Dit geeft \(\angle P≈48{,}4\degree\) of \(\angle P≈131{,}6\degree\text{.}\)
Uit de afbeelding volgt dat \(\angle P\) een stompe hoek is, dus \(\angle P≈131{,}6\degree\text{.}\)

Uit \(\angle C+\angle A+\angle B=180\degree\) volgt \(\angle A=180\degree-\angle C-\angle B=180\degree-50\degree-41\degree=89\degree\text{.}\)
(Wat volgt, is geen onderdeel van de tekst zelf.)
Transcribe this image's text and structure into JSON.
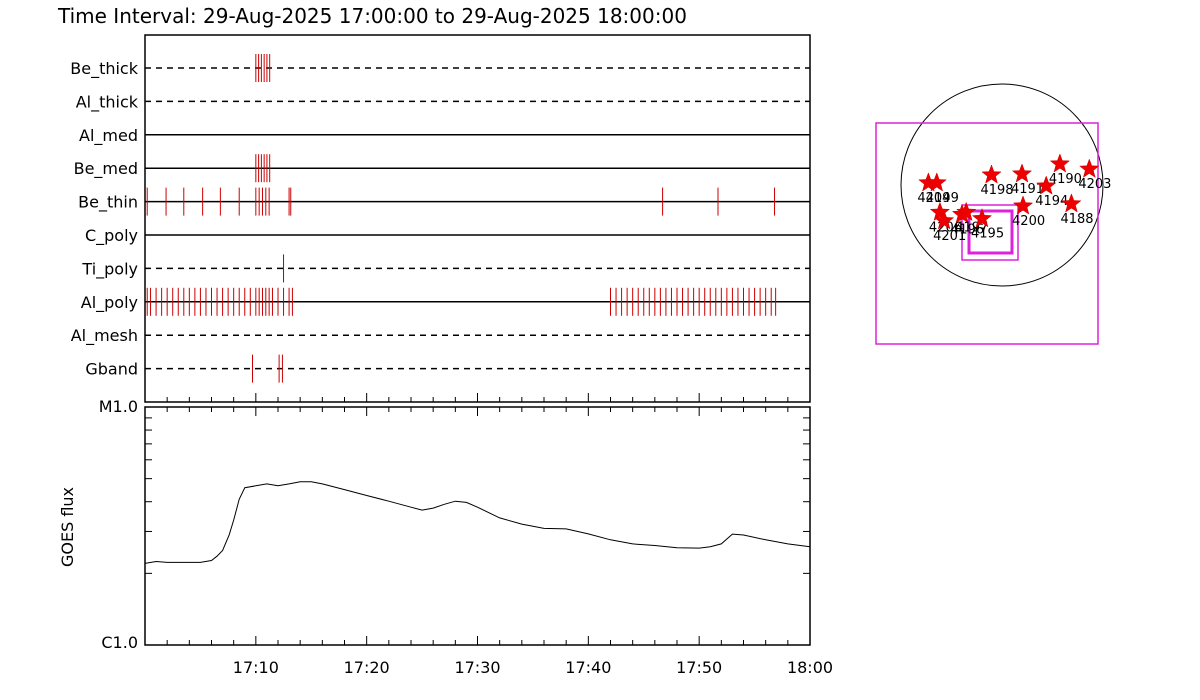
{
  "title": "Time Interval: 29-Aug-2025 17:00:00 to 29-Aug-2025 18:00:00",
  "chart_data": [
    {
      "type": "timeline",
      "name": "filter-timeline",
      "x_range_minutes": [
        0,
        60
      ],
      "rows": [
        {
          "label": "Be_thick",
          "style": "dashed",
          "events": [
            {
              "t": 10.0,
              "color": "#cc0000"
            },
            {
              "t": 10.25,
              "color": "#cc0000"
            },
            {
              "t": 10.5,
              "color": "#cc0000"
            },
            {
              "t": 10.75,
              "color": "#cc0000"
            },
            {
              "t": 11.0,
              "color": "#cc0000"
            },
            {
              "t": 11.25,
              "color": "#cc0000"
            }
          ]
        },
        {
          "label": "Al_thick",
          "style": "dashed",
          "events": []
        },
        {
          "label": "Al_med",
          "style": "solid",
          "events": []
        },
        {
          "label": "Be_med",
          "style": "solid",
          "events": [
            {
              "t": 10.0,
              "color": "#cc0000"
            },
            {
              "t": 10.25,
              "color": "#cc0000"
            },
            {
              "t": 10.5,
              "color": "#cc0000"
            },
            {
              "t": 10.75,
              "color": "#cc0000"
            },
            {
              "t": 11.0,
              "color": "#cc0000"
            },
            {
              "t": 11.25,
              "color": "#cc0000"
            }
          ]
        },
        {
          "label": "Be_thin",
          "style": "solid",
          "events": [
            {
              "t": 0.2,
              "color": "#cc0000"
            },
            {
              "t": 1.9,
              "color": "#cc0000"
            },
            {
              "t": 3.5,
              "color": "#cc0000"
            },
            {
              "t": 5.2,
              "color": "#cc0000"
            },
            {
              "t": 6.8,
              "color": "#cc0000"
            },
            {
              "t": 8.5,
              "color": "#cc0000"
            },
            {
              "t": 10.0,
              "color": "#cc0000"
            },
            {
              "t": 10.3,
              "color": "#cc0000"
            },
            {
              "t": 10.6,
              "color": "#cc0000"
            },
            {
              "t": 10.9,
              "color": "#cc0000"
            },
            {
              "t": 11.2,
              "color": "#cc0000"
            },
            {
              "t": 13.0,
              "color": "#cc0000"
            },
            {
              "t": 13.15,
              "color": "#cc0000"
            },
            {
              "t": 46.7,
              "color": "#cc0000"
            },
            {
              "t": 51.7,
              "color": "#cc0000"
            },
            {
              "t": 56.8,
              "color": "#cc0000"
            }
          ]
        },
        {
          "label": "C_poly",
          "style": "solid",
          "events": []
        },
        {
          "label": "Ti_poly",
          "style": "dashed",
          "events": [
            {
              "t": 12.5,
              "color": "#2a2a88"
            }
          ]
        },
        {
          "label": "Al_poly",
          "style": "solid",
          "events": [
            {
              "t": 0.2,
              "color": "#cc0000"
            },
            {
              "t": 0.5,
              "color": "#cc0000"
            },
            {
              "t": 1.0,
              "color": "#cc0000"
            },
            {
              "t": 1.5,
              "color": "#cc0000"
            },
            {
              "t": 2.0,
              "color": "#cc0000"
            },
            {
              "t": 2.5,
              "color": "#cc0000"
            },
            {
              "t": 3.0,
              "color": "#cc0000"
            },
            {
              "t": 3.5,
              "color": "#cc0000"
            },
            {
              "t": 4.0,
              "color": "#cc0000"
            },
            {
              "t": 4.5,
              "color": "#cc0000"
            },
            {
              "t": 5.0,
              "color": "#cc0000"
            },
            {
              "t": 5.5,
              "color": "#cc0000"
            },
            {
              "t": 6.0,
              "color": "#cc0000"
            },
            {
              "t": 6.5,
              "color": "#cc0000"
            },
            {
              "t": 7.0,
              "color": "#cc0000"
            },
            {
              "t": 7.5,
              "color": "#cc0000"
            },
            {
              "t": 8.0,
              "color": "#cc0000"
            },
            {
              "t": 8.5,
              "color": "#cc0000"
            },
            {
              "t": 9.0,
              "color": "#cc0000"
            },
            {
              "t": 9.5,
              "color": "#cc0000"
            },
            {
              "t": 10.0,
              "color": "#cc0000"
            },
            {
              "t": 10.3,
              "color": "#cc0000"
            },
            {
              "t": 10.6,
              "color": "#cc0000"
            },
            {
              "t": 10.9,
              "color": "#cc0000"
            },
            {
              "t": 11.2,
              "color": "#cc0000"
            },
            {
              "t": 11.5,
              "color": "#cc0000"
            },
            {
              "t": 12.0,
              "color": "#cc0000"
            },
            {
              "t": 12.5,
              "color": "#cc0000"
            },
            {
              "t": 13.0,
              "color": "#cc0000"
            },
            {
              "t": 13.3,
              "color": "#cc0000"
            },
            {
              "t": 42.0,
              "color": "#cc0000"
            },
            {
              "t": 42.5,
              "color": "#cc0000"
            },
            {
              "t": 43.0,
              "color": "#cc0000"
            },
            {
              "t": 43.5,
              "color": "#cc0000"
            },
            {
              "t": 44.0,
              "color": "#cc0000"
            },
            {
              "t": 44.5,
              "color": "#cc0000"
            },
            {
              "t": 45.0,
              "color": "#cc0000"
            },
            {
              "t": 45.5,
              "color": "#cc0000"
            },
            {
              "t": 46.0,
              "color": "#cc0000"
            },
            {
              "t": 46.5,
              "color": "#cc0000"
            },
            {
              "t": 47.0,
              "color": "#cc0000"
            },
            {
              "t": 47.5,
              "color": "#cc0000"
            },
            {
              "t": 48.0,
              "color": "#cc0000"
            },
            {
              "t": 48.5,
              "color": "#cc0000"
            },
            {
              "t": 49.0,
              "color": "#cc0000"
            },
            {
              "t": 49.5,
              "color": "#cc0000"
            },
            {
              "t": 50.0,
              "color": "#cc0000"
            },
            {
              "t": 50.5,
              "color": "#cc0000"
            },
            {
              "t": 51.0,
              "color": "#cc0000"
            },
            {
              "t": 51.5,
              "color": "#cc0000"
            },
            {
              "t": 52.0,
              "color": "#cc0000"
            },
            {
              "t": 52.5,
              "color": "#cc0000"
            },
            {
              "t": 53.0,
              "color": "#cc0000"
            },
            {
              "t": 53.5,
              "color": "#cc0000"
            },
            {
              "t": 54.0,
              "color": "#cc0000"
            },
            {
              "t": 54.5,
              "color": "#cc0000"
            },
            {
              "t": 55.0,
              "color": "#cc0000"
            },
            {
              "t": 55.5,
              "color": "#cc0000"
            },
            {
              "t": 56.0,
              "color": "#cc0000"
            },
            {
              "t": 56.5,
              "color": "#cc0000"
            },
            {
              "t": 56.9,
              "color": "#cc0000"
            }
          ]
        },
        {
          "label": "Al_mesh",
          "style": "dashed",
          "events": []
        },
        {
          "label": "Gband",
          "style": "dashed",
          "events": [
            {
              "t": 9.7,
              "color": "#cc0000"
            },
            {
              "t": 12.1,
              "color": "#cc0000"
            },
            {
              "t": 12.4,
              "color": "#cc0000"
            }
          ]
        }
      ]
    },
    {
      "type": "line",
      "name": "goes-flux",
      "ylabel": "GOES flux",
      "y_scale": "log",
      "ylim_labels": [
        "C1.0",
        "M1.0"
      ],
      "ylim_log10": [
        0,
        1
      ],
      "x_tick_labels": [
        "17:10",
        "17:20",
        "17:30",
        "17:40",
        "17:50",
        "18:00"
      ],
      "x_tick_minutes": [
        10,
        20,
        30,
        40,
        50,
        60
      ],
      "series": [
        {
          "x": [
            0,
            1,
            2,
            3,
            4,
            5,
            6,
            6.5,
            7,
            7.6,
            8,
            8.5,
            9,
            10,
            11,
            12,
            13,
            14,
            15,
            16,
            18,
            20,
            22,
            24,
            25,
            26,
            27,
            28,
            29,
            30,
            32,
            34,
            36,
            38,
            40,
            42,
            44,
            46,
            48,
            50,
            51,
            52,
            53,
            54,
            56,
            58,
            60
          ],
          "y": [
            0.343,
            0.351,
            0.347,
            0.347,
            0.347,
            0.347,
            0.355,
            0.373,
            0.397,
            0.463,
            0.525,
            0.612,
            0.661,
            0.669,
            0.677,
            0.669,
            0.677,
            0.686,
            0.686,
            0.677,
            0.653,
            0.628,
            0.604,
            0.579,
            0.567,
            0.575,
            0.591,
            0.604,
            0.599,
            0.579,
            0.534,
            0.508,
            0.49,
            0.488,
            0.467,
            0.442,
            0.425,
            0.418,
            0.409,
            0.407,
            0.413,
            0.425,
            0.466,
            0.462,
            0.442,
            0.425,
            0.413
          ]
        }
      ]
    },
    {
      "type": "scatter",
      "name": "active-region-map",
      "points": [
        {
          "label": "4204",
          "x": -700,
          "y": 20
        },
        {
          "label": "4199",
          "x": -620,
          "y": 20
        },
        {
          "label": "4198",
          "x": -100,
          "y": 95
        },
        {
          "label": "4191",
          "x": 190,
          "y": 105
        },
        {
          "label": "4190",
          "x": 550,
          "y": 200
        },
        {
          "label": "4203",
          "x": 830,
          "y": 150
        },
        {
          "label": "4194",
          "x": 420,
          "y": -10
        },
        {
          "label": "4188",
          "x": 660,
          "y": -180
        },
        {
          "label": "4200",
          "x": 200,
          "y": -200
        },
        {
          "label": "4206",
          "x": -590,
          "y": -260
        },
        {
          "label": "4201",
          "x": -550,
          "y": -340
        },
        {
          "label": "4196",
          "x": -380,
          "y": -280
        },
        {
          "label": "4197",
          "x": -340,
          "y": -260
        },
        {
          "label": "4195",
          "x": -190,
          "y": -320
        }
      ],
      "fov_colors": {
        "frame": "#dd22dd"
      }
    }
  ]
}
De sinusregel in \(\triangle A\kern{-.8pt}B\kern{-.8pt}C\) geeft \({A\kern{-.8pt}B \over \sin(\angle C)}={B\kern{-.8pt}C \over \sin(\angle A)}={A\kern{-.8pt}C \over \sin(\angle B)}\text{.}\)

Dus \(A\kern{-.8pt}B={B\kern{-.8pt}C⋅\sin(\angle C) \over \sin(\angle A)}={27⋅\sin(50\degree) \over \sin(89\degree)}\text{.}\)

\(A\kern{-.8pt}B≈20{,}7\text{.}\)

Uit \(\angle R+\angle P+\angle Q=180\degree\) volgt \(\angle P=180\degree-\angle R-\angle Q=180\degree-34\degree-33\degree=113\degree\text{.}\)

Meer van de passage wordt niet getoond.